Under the Dilbert principle, employees who were never competent are promoted to management to limit the damage they can do.

"The Peter Principle": People are promoted based on good performance until they reach a role that is too demanding for them, where they underperform and thus are not promoted further. Thus everybody in the hierarchy inevitably finds themselves in a position where they are incompetent / underperforming. https://en.wikipedia.org/wiki/Peter_principle

People in a hierarchy tend to rise to "a level of respective incompetence": employees are promoted based on their success in previous jobs until they reach a level at which they are no longer competent, as skills in one job do not necessarily translate to another.

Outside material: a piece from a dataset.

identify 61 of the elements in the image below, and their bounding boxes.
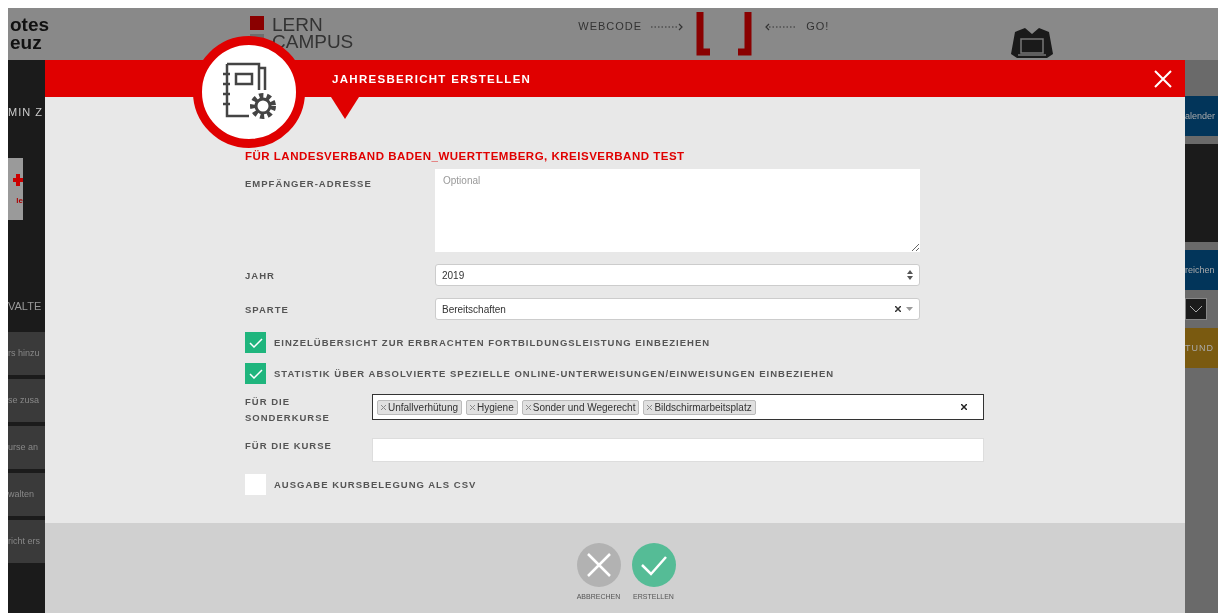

"Putt's Law" is similarly related: https://en.wikipedia.org/wiki/Putt%27s_Law_and_the_Successful_Technocrat

Putt's Law: "Technology is dominated by two types of people, those who understand what they do not manage and those who manage what they do not understand." Putt's Corollary: "Every technical hierarchy, in time, develops a competence inversion." with incompetence being "flushed out of the lower levels" of a technocratic hierarchy, ensuring that technically competent people remain directly in charge of the actual technology while those without technical competence move into management.

Unfortunately there does not seem to be a term for your very specific example of upper-level managers not being familiar with the details of what they manage due to having switched industries, but I think "Putt's Law" best encapsulates the aspect of management not having a technical familiarity or proficiency in what they are managing.